The Nice Guys : focus sur Shane Black, pape du Buddy Movie

Jacques-Henry Poucave | 29 avril 2016 - MAJ : 18/03/2020 14:07
Jacques-Henry Poucave | 29 avril 2016 - MAJ : 18/03/2020 14:07

Sa troisième réalisation, The Nice Guys, devrait éclabousser Cannes d’un raz de marée de coolitude décomplexée. Shane Black est un des artisans du cinéma d’action et de divertissement les plus passionnants d’Hollywood, orfèvre d’un genre trop souvent méprisé ou maltraité : le buddy movie.

 

FIRST ACTION HERO

Shane Black va faire ses armes sur un film devenu culte, à l’origine d’une franchise adorée du public : L’Arme Fatale. Il décharge ainsi ses premières munitions de gros calibre en 1987, chez un producteur légendaire (pour son talent, son audace et ses colères), le gargantuesque Joel Silver. Maître d’œuvre de productions à succès qui attirent massivement le public, il saura repérer en Shane Black un type incroyablement doué.
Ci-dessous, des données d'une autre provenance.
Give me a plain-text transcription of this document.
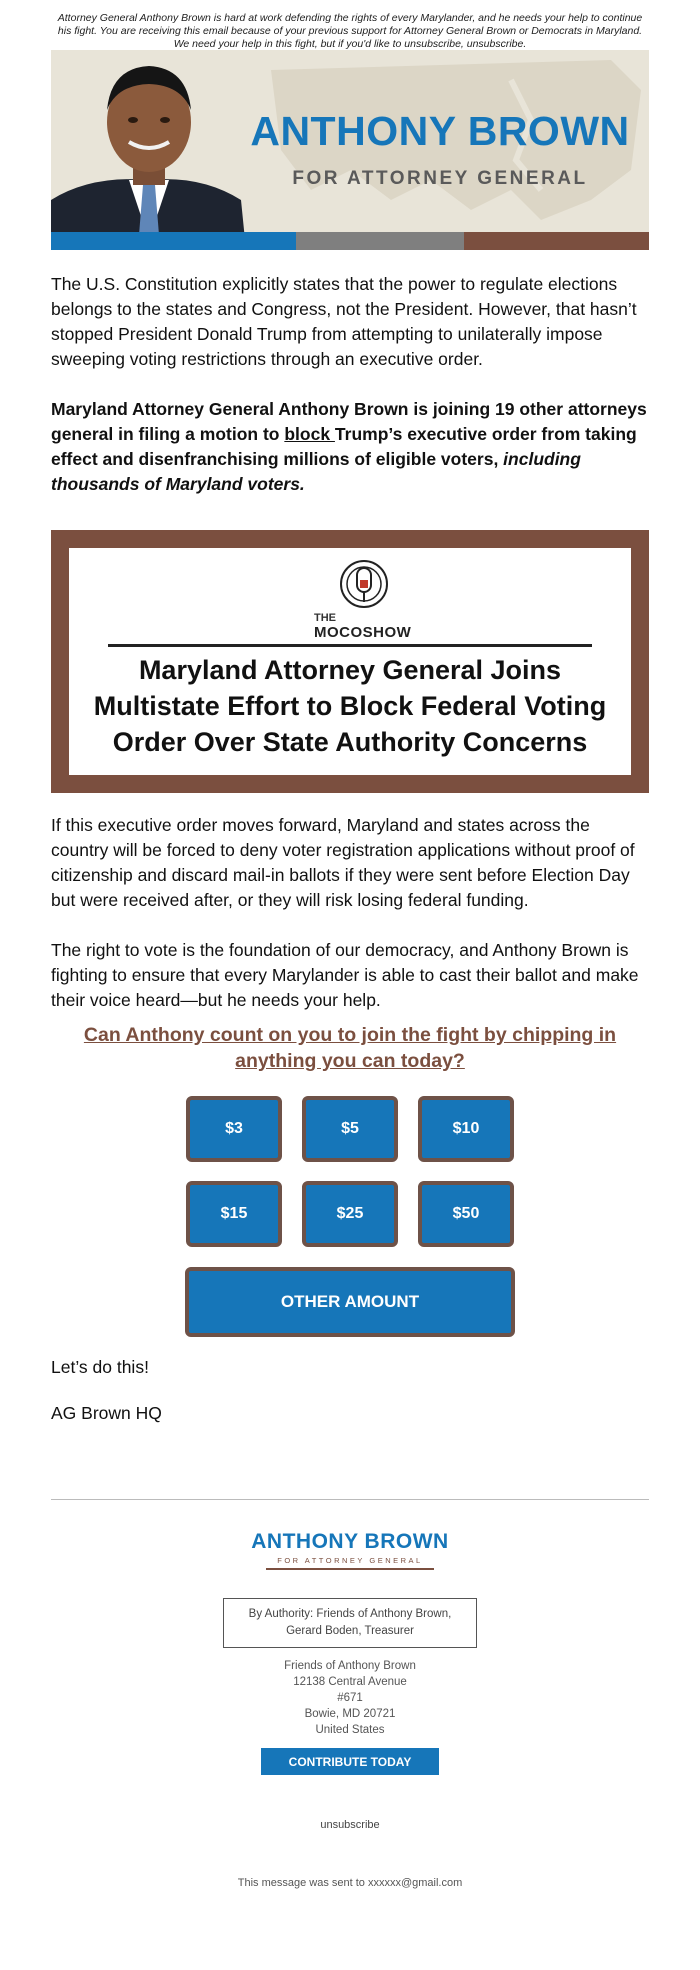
Attorney General Anthony Brown is hard at work defending the rights of every Marylander, and he needs your help to continue his fight. You are receiving this email because of your previous support for Attorney General Brown or Democrats in Maryland. We need your help in this fight, but if you'd like to unsubscribe, unsubscribe.
ANTHONY BROWN
FOR ATTORNEY GENERAL

The U.S. Constitution explicitly states that the power to regulate elections belongs to the states and Congress, not the President. However, that hasn’t stopped President Donald Trump from attempting to unilaterally impose sweeping voting restrictions through an executive order.

Maryland Attorney General Anthony Brown is joining 19 other attorneys general in filing a motion to block Trump’s executive order from taking effect and disenfranchising millions of eligible voters, including thousands of Maryland voters.

THE
MOCOSHOW
Maryland Attorney General Joins Multistate Effort to Block Federal Voting Order Over State Authority Concerns

If this executive order moves forward, Maryland and states across the country will be forced to deny voter registration applications without proof of citizenship and discard mail-in ballots if they were sent before Election Day but were received after, or they will risk losing federal funding.

The right to vote is the foundation of our democracy, and Anthony Brown is fighting to ensure that every Marylander is able to cast their ballot and make their voice heard—but he needs your help.

Can Anthony count on you to join the fight by chipping in anything you can today?
$3	$5	$10
$15	$25	$50
OTHER AMOUNT
Let’s do this!
AG Brown HQ
ANTHONY BROWN
FOR ATTORNEY GENERAL
By Authority: Friends of Anthony Brown,
Gerard Boden, Treasurer
Friends of Anthony Brown
12138 Central Avenue
#671
Bowie, MD 20721
United States
CONTRIBUTE TODAY
unsubscribe
This message was sent to xxxxxx@gmail.com
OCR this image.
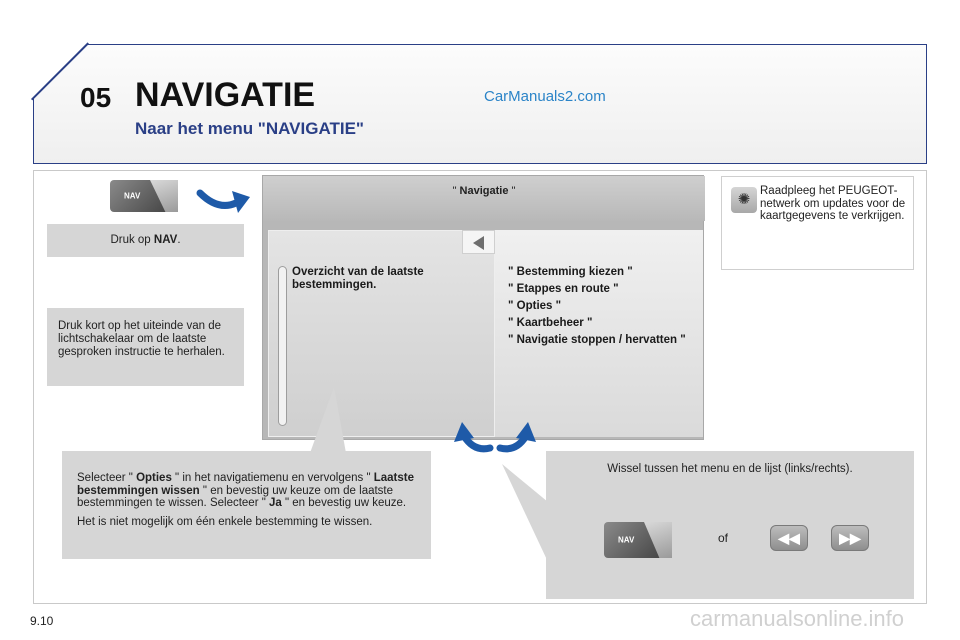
05 NAVIGATIE
Naar het menu "NAVIGATIE"
CarManuals2.com
NAV
Druk op NAV.
Druk kort op het uiteinde van de lichtschakelaar om de laatste gesproken instructie te herhalen.
" Navigatie "
Overzicht van de laatste bestemmingen.
" Bestemming kiezen "
" Etappes en route "
" Opties "
" Kaartbeheer "
" Navigatie stoppen / hervatten "
✺ Raadpleeg het PEUGEOT-netwerk om updates voor de kaartgegevens te verkrijgen.
Selecteer " Opties " in het navigatiemenu en vervolgens " Laatste bestemmingen wissen " en bevestig uw keuze om de laatste bestemmingen te wissen. Selecteer " Ja " en bevestig uw keuze.
Het is niet mogelijk om één enkele bestemming te wissen.
Wissel tussen het menu en de lijst (links/rechts).
NAV	of	◀◀	▶▶
9.10	carmanualsonline.info
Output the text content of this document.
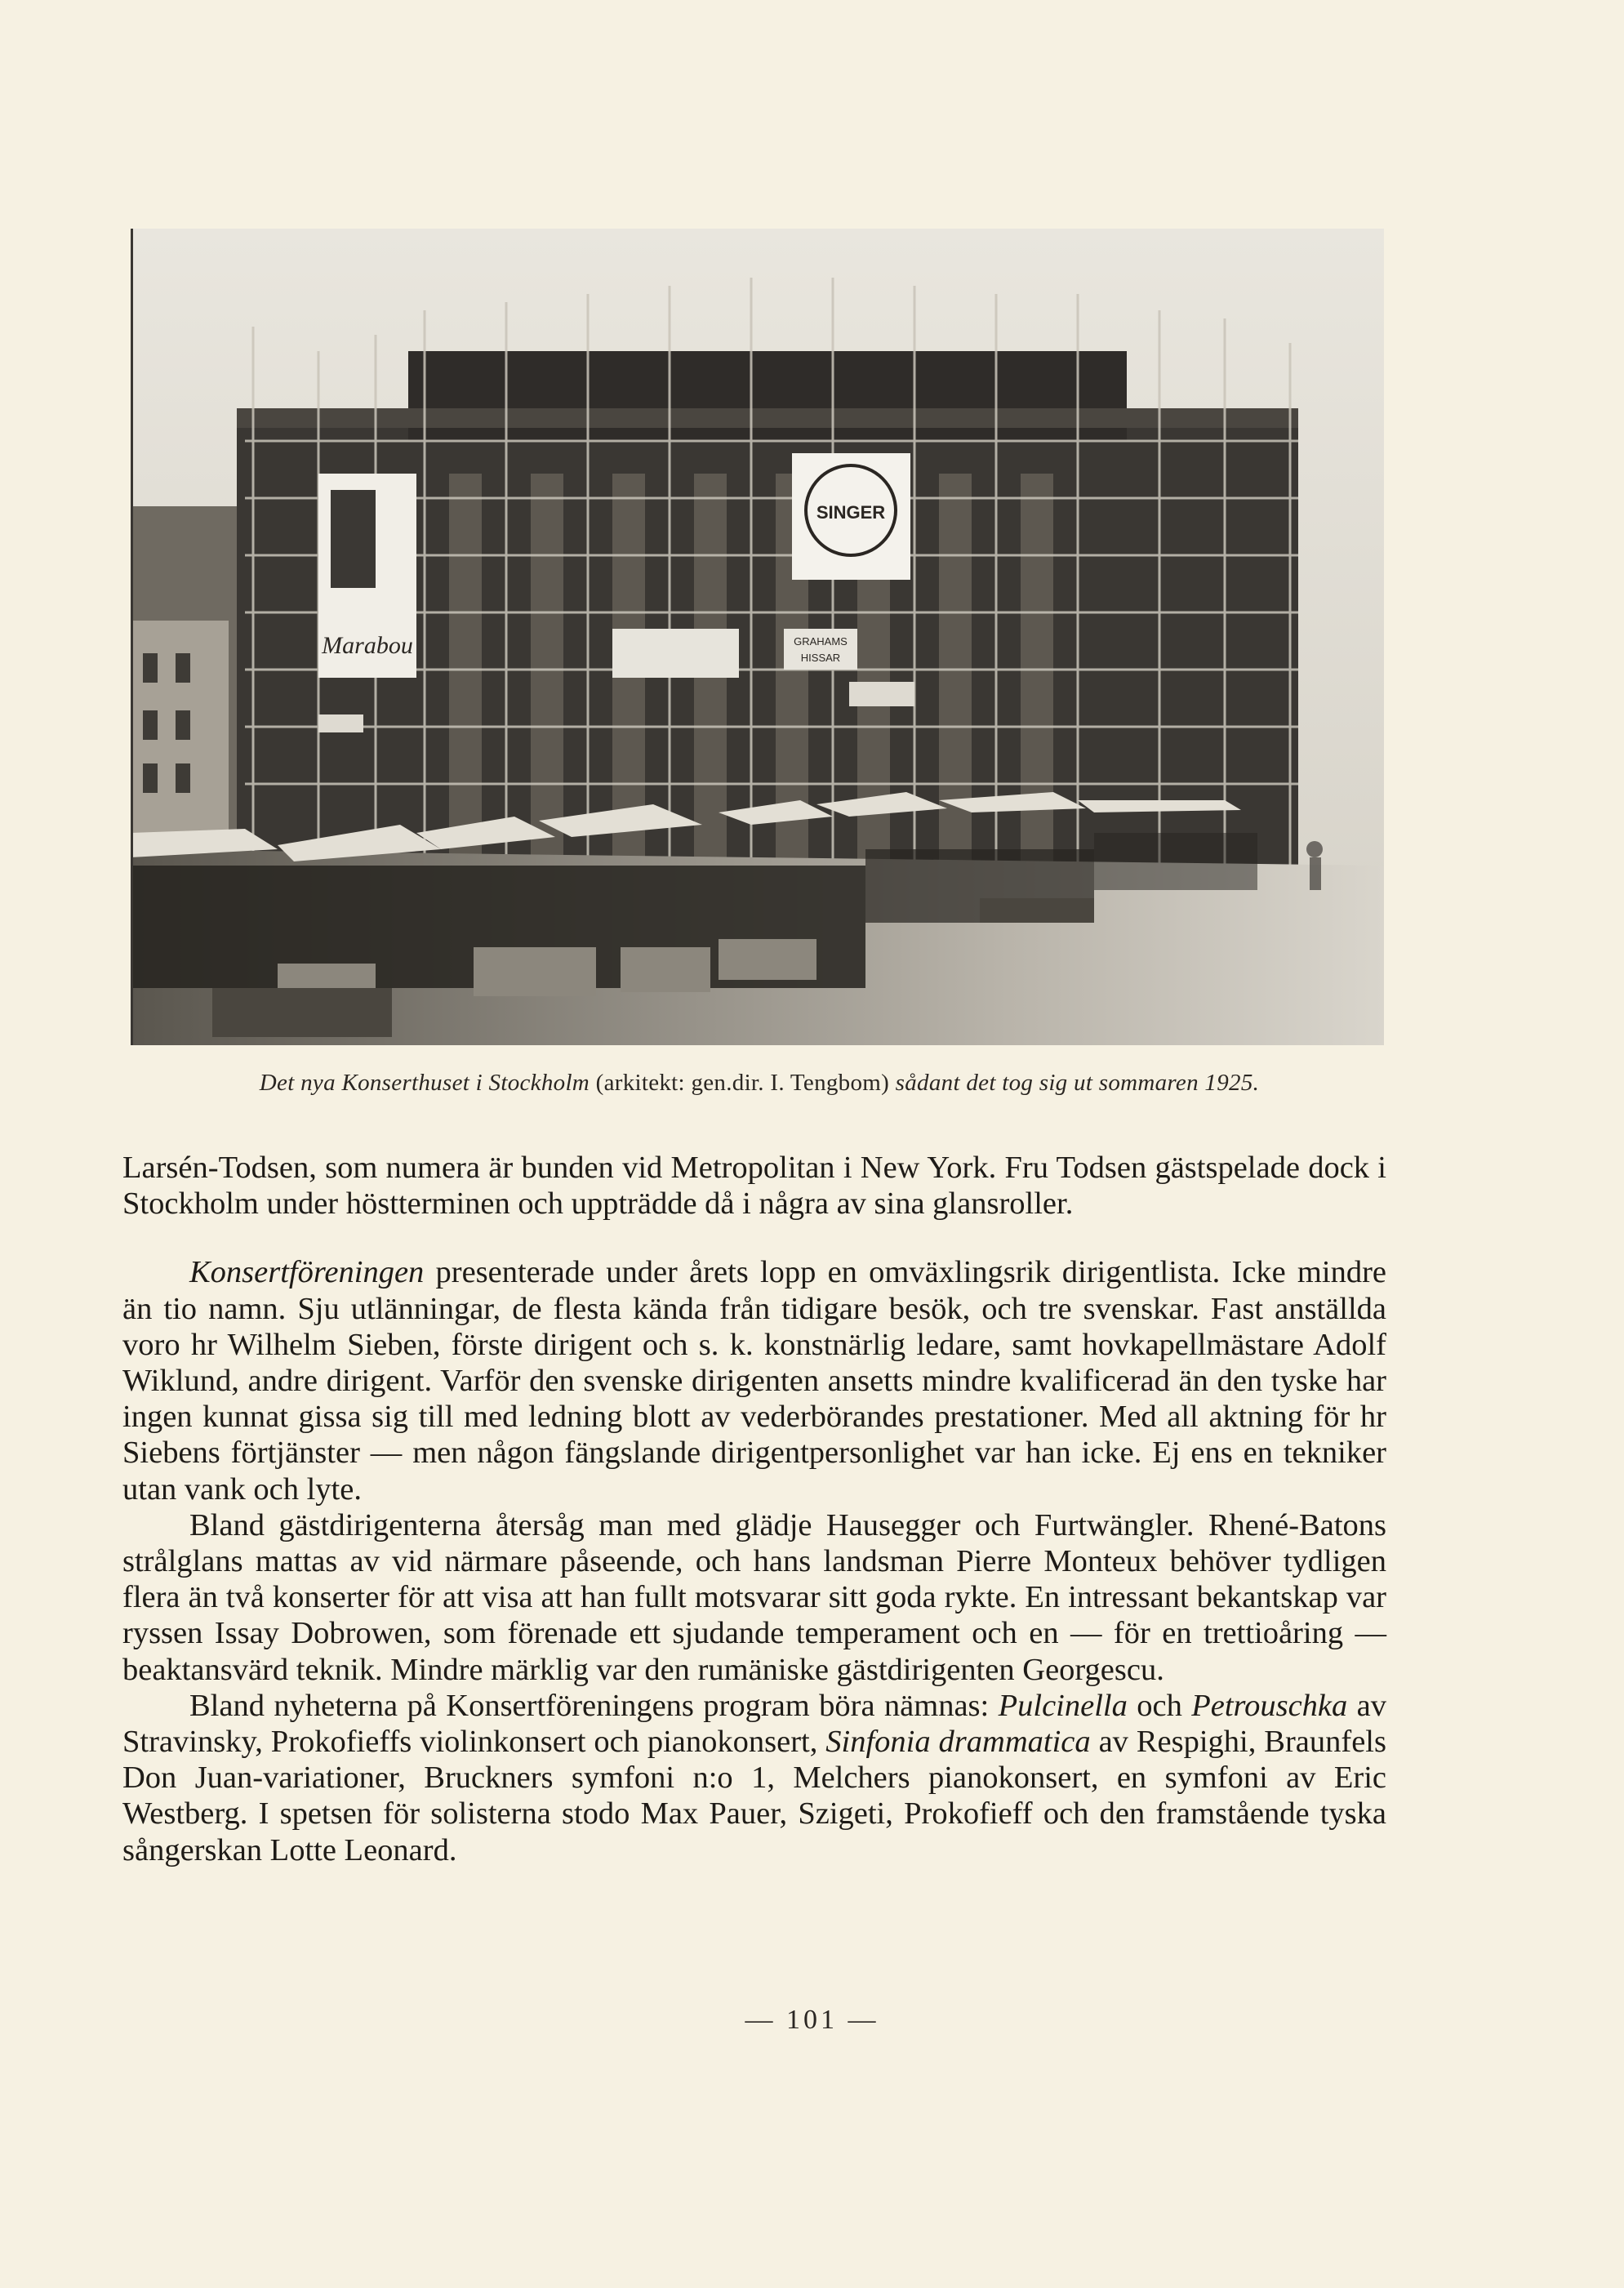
Marabou
SINGER
GRAHAMS
HISSAR
Det nya Konserthuset i Stockholm (arkitekt: gen.dir. I. Tengbom) sådant det tog sig ut sommaren 1925.

Larsén-Todsen, som numera är bunden vid Metropolitan i New York. Fru Todsen gästspelade dock i Stockholm under höstterminen och uppträdde då i några av sina glansroller.

Konsertföreningen presenterade under årets lopp en omväxlingsrik dirigentlista. Icke mindre än tio namn. Sju utlänningar, de flesta kända från tidigare besök, och tre svenskar. Fast anställda voro hr Wilhelm Sieben, förste dirigent och s. k. konstnärlig ledare, samt hovkapellmästare Adolf Wiklund, andre dirigent. Varför den svenske dirigenten ansetts mindre kvalificerad än den tyske har ingen kunnat gissa sig till med ledning blott av vederbörandes prestationer. Med all aktning för hr Siebens förtjänster — men någon fängslande dirigentpersonlighet var han icke. Ej ens en tekniker utan vank och lyte.

Bland gästdirigenterna återsåg man med glädje Hausegger och Furtwängler. Rhené-Batons strålglans mattas av vid närmare påseende, och hans landsman Pierre Monteux behöver tydligen flera än två konserter för att visa att han fullt motsvarar sitt goda rykte. En intressant bekantskap var ryssen Issay Dobrowen, som förenade ett sjudande temperament och en — för en trettioåring — beaktansvärd teknik. Mindre märklig var den rumäniske gästdirigenten Georgescu.

Bland nyheterna på Konsertföreningens program böra nämnas: Pulcinella och Petrouschka av Stravinsky, Prokofieffs violinkonsert och pianokonsert, Sinfonia drammatica av Respighi, Braunfels Don Juan-variationer, Bruckners symfoni n:o 1, Melchers pianokonsert, en symfoni av Eric Westberg. I spetsen för solisterna stodo Max Pauer, Szigeti, Prokofieff och den framstående tyska sångerskan Lotte Leonard.

— 101 —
Et déjà la plupart des thèmes et motifs chers à l’artiste sont présents dans cette première aventure de Riggs et Murtaugh. Période de Noël, dialogues millimétrés débités à la mitrailleuse, sens du rythme incroyable et personnalités énervées, en but à un monde qui tente de les contrôler, sinon de les réduire au silence.

 

photo, Mel Gibson, L'Arme fatale

 

Le film est un succès, sa carrière est lancée. Il enchaînera, toujours chez le sieur Silver, avec le scénario démentiel du Dernier Samaritain (dont un tour sur les Internets permettra de constater combien de répliques sont devenues cultes). Vendu 1, 75 millions de dollars en 1990, le script du film est alors le plus cher jamais payé à Hollywood.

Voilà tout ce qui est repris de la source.